The instructions above are able to provide the same output in about 20m, depending on the download transfer rate, unfortunately these days many GNU repositories are experiencing severe downtime.

• uchaosys snapshot  folder for bzImage + initramfs v0.6.3  w/ uqemu v0.6.6 glibc-musl static elf64

Considering that the system footprint is below 2MB, offering a binary sample makes sense independently from the outages.
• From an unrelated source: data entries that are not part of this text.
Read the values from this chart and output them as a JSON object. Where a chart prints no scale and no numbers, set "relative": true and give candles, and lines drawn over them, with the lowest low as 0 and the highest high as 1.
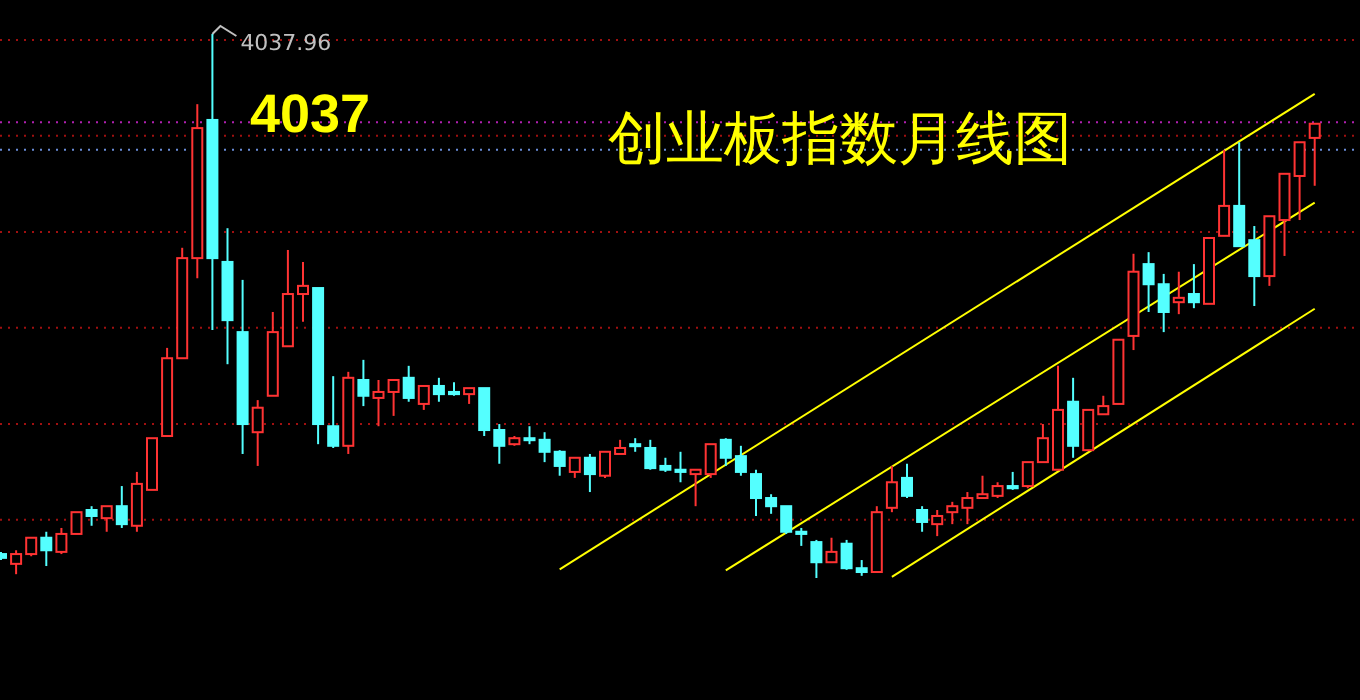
{
  "chart_data": {
    "type": "candlestick",
    "title": "创业板指数月线图",
    "relative": true,
    "categories": [
      null,
      null,
      null,
      null,
      null,
      null,
      null,
      null,
      null,
      null,
      null,
      null,
      null,
      null,
      null,
      null,
      null,
      null,
      null,
      null,
      null,
      null,
      null,
      null,
      null,
      null,
      null,
      null,
      null,
      null,
      null,
      null,
      null,
      null,
      null,
      null,
      null,
      null,
      null,
      null,
      null,
      null,
      null,
      null,
      null,
      null,
      null,
      null,
      null,
      null,
      null,
      null,
      null,
      null,
      null,
      null,
      null,
      null,
      null,
      null,
      null,
      null,
      null,
      null,
      null,
      null,
      null,
      null,
      null,
      null,
      null,
      null,
      null,
      null,
      null,
      null,
      null,
      null,
      null,
      null,
      null,
      null,
      null,
      null,
      null,
      null,
      null,
      null
    ],
    "ohlc": [
      [
        0.044,
        0.048,
        0.033,
        0.037
      ],
      [
        0.026,
        0.051,
        0.007,
        0.044
      ],
      [
        0.044,
        0.074,
        0.04,
        0.074
      ],
      [
        0.074,
        0.085,
        0.022,
        0.051
      ],
      [
        0.048,
        0.092,
        0.044,
        0.081
      ],
      [
        0.081,
        0.121,
        0.081,
        0.121
      ],
      [
        0.125,
        0.132,
        0.096,
        0.114
      ],
      [
        0.11,
        0.132,
        0.085,
        0.132
      ],
      [
        0.132,
        0.169,
        0.092,
        0.099
      ],
      [
        0.096,
        0.195,
        0.085,
        0.173
      ],
      [
        0.162,
        0.257,
        0.162,
        0.257
      ],
      [
        0.261,
        0.423,
        0.261,
        0.404
      ],
      [
        0.404,
        0.607,
        0.404,
        0.588
      ],
      [
        0.588,
        0.871,
        0.551,
        0.827
      ],
      [
        0.842,
        1,
        0.456,
        0.588
      ],
      [
        0.581,
        0.643,
        0.393,
        0.474
      ],
      [
        0.452,
        0.548,
        0.228,
        0.283
      ],
      [
        0.268,
        0.327,
        0.206,
        0.313
      ],
      [
        0.335,
        0.489,
        0.335,
        0.452
      ],
      [
        0.426,
        0.603,
        0.426,
        0.522
      ],
      [
        0.522,
        0.581,
        0.471,
        0.537
      ],
      [
        0.533,
        0.533,
        0.246,
        0.283
      ],
      [
        0.279,
        0.371,
        0.239,
        0.243
      ],
      [
        0.243,
        0.379,
        0.228,
        0.368
      ],
      [
        0.364,
        0.401,
        0.316,
        0.335
      ],
      [
        0.331,
        0.364,
        0.279,
        0.342
      ],
      [
        0.342,
        0.364,
        0.298,
        0.364
      ],
      [
        0.368,
        0.39,
        0.324,
        0.331
      ],
      [
        0.32,
        0.353,
        0.309,
        0.353
      ],
      [
        0.353,
        0.368,
        0.324,
        0.338
      ],
      [
        0.342,
        0.36,
        0.335,
        0.338
      ],
      [
        0.338,
        0.349,
        0.32,
        0.349
      ],
      [
        0.349,
        0.349,
        0.261,
        0.272
      ],
      [
        0.272,
        0.283,
        0.21,
        0.243
      ],
      [
        0.246,
        0.261,
        0.243,
        0.257
      ],
      [
        0.257,
        0.279,
        0.246,
        0.254
      ],
      [
        0.254,
        0.268,
        0.213,
        0.232
      ],
      [
        0.232,
        0.235,
        0.188,
        0.206
      ],
      [
        0.195,
        0.221,
        0.184,
        0.221
      ],
      [
        0.221,
        0.228,
        0.158,
        0.191
      ],
      [
        0.188,
        0.232,
        0.184,
        0.232
      ],
      [
        0.228,
        0.254,
        0.228,
        0.239
      ],
      [
        0.246,
        0.257,
        0.232,
        0.243
      ],
      [
        0.239,
        0.254,
        0.199,
        0.202
      ],
      [
        0.206,
        0.221,
        0.195,
        0.199
      ],
      [
        0.199,
        0.232,
        0.176,
        0.195
      ],
      [
        0.191,
        0.199,
        0.132,
        0.199
      ],
      [
        0.191,
        0.246,
        0.184,
        0.246
      ],
      [
        0.254,
        0.257,
        0.206,
        0.221
      ],
      [
        0.224,
        0.243,
        0.188,
        0.195
      ],
      [
        0.191,
        0.199,
        0.114,
        0.147
      ],
      [
        0.147,
        0.154,
        0.118,
        0.132
      ],
      [
        0.132,
        0.132,
        0.081,
        0.085
      ],
      [
        0.085,
        0.092,
        0.059,
        0.081
      ],
      [
        0.066,
        0.07,
        0,
        0.029
      ],
      [
        0.029,
        0.074,
        0.029,
        0.048
      ],
      [
        0.063,
        0.07,
        0.015,
        0.018
      ],
      [
        0.018,
        0.033,
        0.004,
        0.011
      ],
      [
        0.011,
        0.132,
        0.011,
        0.121
      ],
      [
        0.129,
        0.206,
        0.121,
        0.176
      ],
      [
        0.184,
        0.21,
        0.147,
        0.151
      ],
      [
        0.125,
        0.132,
        0.085,
        0.103
      ],
      [
        0.099,
        0.125,
        0.077,
        0.114
      ],
      [
        0.121,
        0.14,
        0.099,
        0.132
      ],
      [
        0.129,
        0.158,
        0.099,
        0.147
      ],
      [
        0.147,
        0.188,
        0.147,
        0.154
      ],
      [
        0.151,
        0.176,
        0.147,
        0.169
      ],
      [
        0.169,
        0.195,
        0.162,
        0.165
      ],
      [
        0.169,
        0.213,
        0.165,
        0.213
      ],
      [
        0.213,
        0.283,
        0.213,
        0.257
      ],
      [
        0.199,
        0.39,
        0.199,
        0.309
      ],
      [
        0.324,
        0.368,
        0.221,
        0.243
      ],
      [
        0.235,
        0.309,
        0.235,
        0.309
      ],
      [
        0.301,
        0.335,
        0.301,
        0.316
      ],
      [
        0.32,
        0.438,
        0.32,
        0.438
      ],
      [
        0.445,
        0.596,
        0.419,
        0.563
      ],
      [
        0.577,
        0.599,
        0.489,
        0.54
      ],
      [
        0.54,
        0.559,
        0.452,
        0.489
      ],
      [
        0.507,
        0.563,
        0.485,
        0.515
      ],
      [
        0.522,
        0.577,
        0.496,
        0.507
      ],
      [
        0.504,
        0.625,
        0.504,
        0.625
      ],
      [
        0.629,
        0.787,
        0.629,
        0.684
      ],
      [
        0.684,
        0.801,
        0.61,
        0.61
      ],
      [
        0.621,
        0.647,
        0.5,
        0.555
      ],
      [
        0.555,
        0.665,
        0.537,
        0.665
      ],
      [
        0.658,
        0.743,
        0.592,
        0.743
      ],
      [
        0.739,
        0.801,
        0.658,
        0.801
      ],
      [
        0.809,
        0.835,
        0.721,
        0.835
      ]
    ],
    "colors": [
      "#54ffff",
      "#ff3333",
      "#ff3333",
      "#54ffff",
      "#ff3333",
      "#ff3333",
      "#54ffff",
      "#ff3333",
      "#54ffff",
      "#ff3333",
      "#ff3333",
      "#ff3333",
      "#ff3333",
      "#ff3333",
      "#54ffff",
      "#54ffff",
      "#54ffff",
      "#ff3333",
      "#ff3333",
      "#ff3333",
      "#ff3333",
      "#54ffff",
      "#54ffff",
      "#ff3333",
      "#54ffff",
      "#ff3333",
      "#ff3333",
      "#54ffff",
      "#ff3333",
      "#54ffff",
      "#54ffff",
      "#ff3333",
      "#54ffff",
      "#54ffff",
      "#ff3333",
      "#54ffff",
      "#54ffff",
      "#54ffff",
      "#ff3333",
      "#54ffff",
      "#ff3333",
      "#ff3333",
      "#54ffff",
      "#54ffff",
      "#54ffff",
      "#54ffff",
      "#ff3333",
      "#ff3333",
      "#54ffff",
      "#54ffff",
      "#54ffff",
      "#54ffff",
      "#54ffff",
      "#54ffff",
      "#54ffff",
      "#ff3333",
      "#54ffff",
      "#54ffff",
      "#ff3333",
      "#ff3333",
      "#54ffff",
      "#54ffff",
      "#ff3333",
      "#ff3333",
      "#ff3333",
      "#ff3333",
      "#ff3333",
      "#54ffff",
      "#ff3333",
      "#ff3333",
      "#ff3333",
      "#54ffff",
      "#ff3333",
      "#ff3333",
      "#ff3333",
      "#ff3333",
      "#54ffff",
      "#54ffff",
      "#ff3333",
      "#54ffff",
      "#ff3333",
      "#ff3333",
      "#54ffff",
      "#54ffff",
      "#ff3333",
      "#ff3333",
      "#ff3333",
      "#ff3333"
    ],
    "series": [
      {
        "type": "line",
        "color": "#ffff00",
        "values": [
          null,
          null,
          null,
          null,
          null,
          null,
          null,
          null,
          null,
          null,
          null,
          null,
          null,
          null,
          null,
          null,
          null,
          null,
          null,
          null,
          null,
          null,
          null,
          null,
          null,
          null,
          null,
          null,
          null,
          null,
          null,
          null,
          null,
          null,
          null,
          null,
          null,
          0.016,
          null,
          null,
          null,
          null,
          null,
          null,
          null,
          null,
          null,
          null,
          null,
          null,
          null,
          null,
          null,
          null,
          null,
          null,
          null,
          null,
          null,
          null,
          null,
          null,
          null,
          null,
          null,
          null,
          null,
          null,
          null,
          null,
          null,
          null,
          null,
          null,
          null,
          null,
          null,
          null,
          null,
          null,
          null,
          null,
          null,
          null,
          null,
          null,
          null,
          0.89
        ]
      },
      {
        "type": "line",
        "color": "#ffff00",
        "values": [
          null,
          null,
          null,
          null,
          null,
          null,
          null,
          null,
          null,
          null,
          null,
          null,
          null,
          null,
          null,
          null,
          null,
          null,
          null,
          null,
          null,
          null,
          null,
          null,
          null,
          null,
          null,
          null,
          null,
          null,
          null,
          null,
          null,
          null,
          null,
          null,
          null,
          null,
          null,
          null,
          null,
          null,
          null,
          null,
          null,
          null,
          null,
          null,
          0.014,
          null,
          null,
          null,
          null,
          null,
          null,
          null,
          null,
          null,
          null,
          null,
          null,
          null,
          null,
          null,
          null,
          null,
          null,
          null,
          null,
          null,
          null,
          null,
          null,
          null,
          null,
          null,
          null,
          null,
          null,
          null,
          null,
          null,
          null,
          null,
          null,
          null,
          null,
          0.69
        ]
      },
      {
        "type": "line",
        "color": "#ffff00",
        "values": [
          null,
          null,
          null,
          null,
          null,
          null,
          null,
          null,
          null,
          null,
          null,
          null,
          null,
          null,
          null,
          null,
          null,
          null,
          null,
          null,
          null,
          null,
          null,
          null,
          null,
          null,
          null,
          null,
          null,
          null,
          null,
          null,
          null,
          null,
          null,
          null,
          null,
          null,
          null,
          null,
          null,
          null,
          null,
          null,
          null,
          null,
          null,
          null,
          null,
          null,
          null,
          null,
          null,
          null,
          null,
          null,
          null,
          null,
          null,
          0.002,
          null,
          null,
          null,
          null,
          null,
          null,
          null,
          null,
          null,
          null,
          null,
          null,
          null,
          null,
          null,
          null,
          null,
          null,
          null,
          null,
          null,
          null,
          null,
          null,
          null,
          null,
          null,
          0.495
        ]
      }
    ],
    "ref_lines": [
      {
        "axis": "y",
        "value": 0.989,
        "color": "#a01010",
        "line_style": "dotted"
      },
      {
        "axis": "y",
        "value": 0.813,
        "color": "#a01010",
        "line_style": "dotted"
      },
      {
        "axis": "y",
        "value": 0.636,
        "color": "#a01010",
        "line_style": "dotted"
      },
      {
        "axis": "y",
        "value": 0.46,
        "color": "#a01010",
        "line_style": "dotted"
      },
      {
        "axis": "y",
        "value": 0.283,
        "color": "#a01010",
        "line_style": "dotted"
      },
      {
        "axis": "y",
        "value": 0.107,
        "color": "#a01010",
        "line_style": "dotted"
      },
      {
        "axis": "y",
        "value": 0.838,
        "color": "#b020b0",
        "line_style": "dotted"
      },
      {
        "axis": "y",
        "value": 0.787,
        "color": "#6a8cd8",
        "line_style": "dotted"
      }
    ],
    "annotations": [
      "4037.96",
      "4037"
    ]
  }
}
This snapshot is not supposed to be updated often, therefore refers to the above project link.

Hacked μ-qemu

• μ-footprint hacked qemu edition  host page, last version

Since v0.6.5 this project also provides the option of compiling an experimental frankenstein glibc-musl static edition of the qemu-system-x86_64 binary (v0.6.7: 7264 KB, -3% minz w/lto) which uses a subset of ROMs (488 KB, tgz: 272 KB).

FILE: 'qemu-system-x86_64.gz.sh', HEAD: 1392 (4), GZIP: 2656031 (2594 Kb, 35 %), GZSH: v0.1.6

FILE: 'RNG_test.gz.sh', HEAD: 1384 (4), GZIP: 927519 (906 Kb, 39 %), GZSH: v0.1.6

It is worth to note that the whole package uChaoSys + u-QEMU + RNG_test once compressed – by gzcmd.sh in a self-executable or by gzip into the initramfs.cpio.gz – remains under 6MB (precisely 5.44 MB).
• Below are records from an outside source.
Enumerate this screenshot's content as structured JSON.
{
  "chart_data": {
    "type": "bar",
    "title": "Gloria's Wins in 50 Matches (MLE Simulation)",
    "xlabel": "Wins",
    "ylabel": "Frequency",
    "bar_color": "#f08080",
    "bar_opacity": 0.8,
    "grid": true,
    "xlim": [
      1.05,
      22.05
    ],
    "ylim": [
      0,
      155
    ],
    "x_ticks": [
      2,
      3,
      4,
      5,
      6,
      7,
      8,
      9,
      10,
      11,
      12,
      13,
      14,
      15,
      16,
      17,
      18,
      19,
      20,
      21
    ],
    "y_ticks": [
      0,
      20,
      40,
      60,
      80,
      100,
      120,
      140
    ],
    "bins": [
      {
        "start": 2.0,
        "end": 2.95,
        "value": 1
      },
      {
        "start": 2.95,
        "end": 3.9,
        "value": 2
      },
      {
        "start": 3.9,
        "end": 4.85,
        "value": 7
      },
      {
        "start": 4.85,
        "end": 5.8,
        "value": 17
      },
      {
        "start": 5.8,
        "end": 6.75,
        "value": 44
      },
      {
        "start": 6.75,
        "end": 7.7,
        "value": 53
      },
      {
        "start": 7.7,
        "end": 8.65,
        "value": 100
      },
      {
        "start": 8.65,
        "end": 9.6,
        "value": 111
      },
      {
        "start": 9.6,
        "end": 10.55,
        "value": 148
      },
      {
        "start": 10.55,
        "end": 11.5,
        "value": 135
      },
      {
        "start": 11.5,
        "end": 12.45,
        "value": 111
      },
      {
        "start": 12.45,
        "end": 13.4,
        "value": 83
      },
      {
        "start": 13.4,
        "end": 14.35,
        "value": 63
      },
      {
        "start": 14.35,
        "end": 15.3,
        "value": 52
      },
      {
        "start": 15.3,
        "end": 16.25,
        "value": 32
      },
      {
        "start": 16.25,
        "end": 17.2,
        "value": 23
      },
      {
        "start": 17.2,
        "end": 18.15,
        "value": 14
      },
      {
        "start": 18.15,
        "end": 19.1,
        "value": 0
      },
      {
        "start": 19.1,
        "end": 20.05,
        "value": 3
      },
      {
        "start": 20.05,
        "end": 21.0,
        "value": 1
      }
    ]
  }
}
The result above has been achieved in 7-days from the initial commit of this project. Here below after 1mo:

Pre-Kernel boot time related to qemu, KVM and bios/roms is:

• 0.251 / 1.896 = 0.13 s → total: 0.298 s (verbose printouts on the console)
• 0.219 / 1.896 = 0.12 s → total: 0.208 s (quiet, boot data collection by dmesg)
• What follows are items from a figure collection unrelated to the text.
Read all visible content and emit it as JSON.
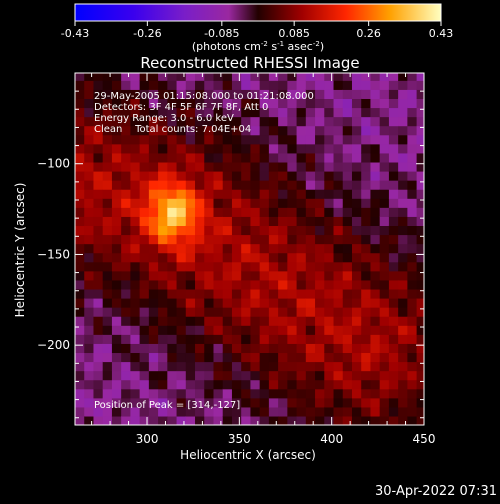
{
  "colorbar": {
    "tick_labels": [
      "-0.43",
      "-0.26",
      "-0.085",
      "0.085",
      "0.26",
      "0.43"
    ],
    "tick_values": [
      -0.43,
      -0.26,
      -0.085,
      0.085,
      0.26,
      0.43
    ],
    "units_main": "(photons cm",
    "units_sup1": "-2",
    "units_mid1": " s",
    "units_sup2": "-1",
    "units_mid2": " asec",
    "units_sup3": "-2",
    "units_end": ")"
  },
  "chart_data": {
    "type": "heatmap",
    "title": "Reconstructed RHESSI Image",
    "xlabel": "Heliocentric X (arcsec)",
    "ylabel": "Heliocentric Y (arcsec)",
    "xlim": [
      261,
      450
    ],
    "ylim": [
      -244,
      -50
    ],
    "x_ticks": [
      300,
      350,
      400,
      450
    ],
    "y_ticks": [
      -100,
      -150,
      -200
    ],
    "x_tick_labels": [
      "300",
      "350",
      "400",
      "450"
    ],
    "y_tick_labels": [
      "−100",
      "−150",
      "−200"
    ],
    "zlim": [
      -0.43,
      0.43
    ],
    "peak": {
      "x": 314,
      "y": -127
    },
    "annotations": [
      "29-May-2005 01:15:08.000 to 01:21:08.000",
      "Detectors: 3F 4F 5F 6F 7F 8F, Att 0",
      "Energy Range: 3.0 - 6.0 keV",
      "Clean    Total counts: 7.04E+04"
    ],
    "peak_annotation": "Position of Peak = [314,-127]"
  },
  "footer": {
    "timestamp": "30-Apr-2022 07:31"
  }
}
Printouts on the console are responsible for not less than 1/3 of the boot time !!!

virt/qemu-system-x86_64 -m 32 -kernel bzImage -initrd initramfs.cpio.gz \
-nographic -vga none -display none -no-reboot -name tinylnx -enable-kvm \
-cpu host,migratable=off,+invtsc -overcommit mem-lock=on -append 'quiet '\
'HOST=x86_64 root=/dev/ram0 init=/init console=ttyS0,115200n8 net.ifnames=0 '\
'nokaslr' -M q35,accel=kvm,usb=off,vmport=off,dump-guest-core=off -boot order=dc

License

The overall license for the uChaoSys binaries is dependent on the system components thus the GPLv2 is the reference as the most demanding license among those involved as long as "GPLv2 or later" means GPLv2 as an option.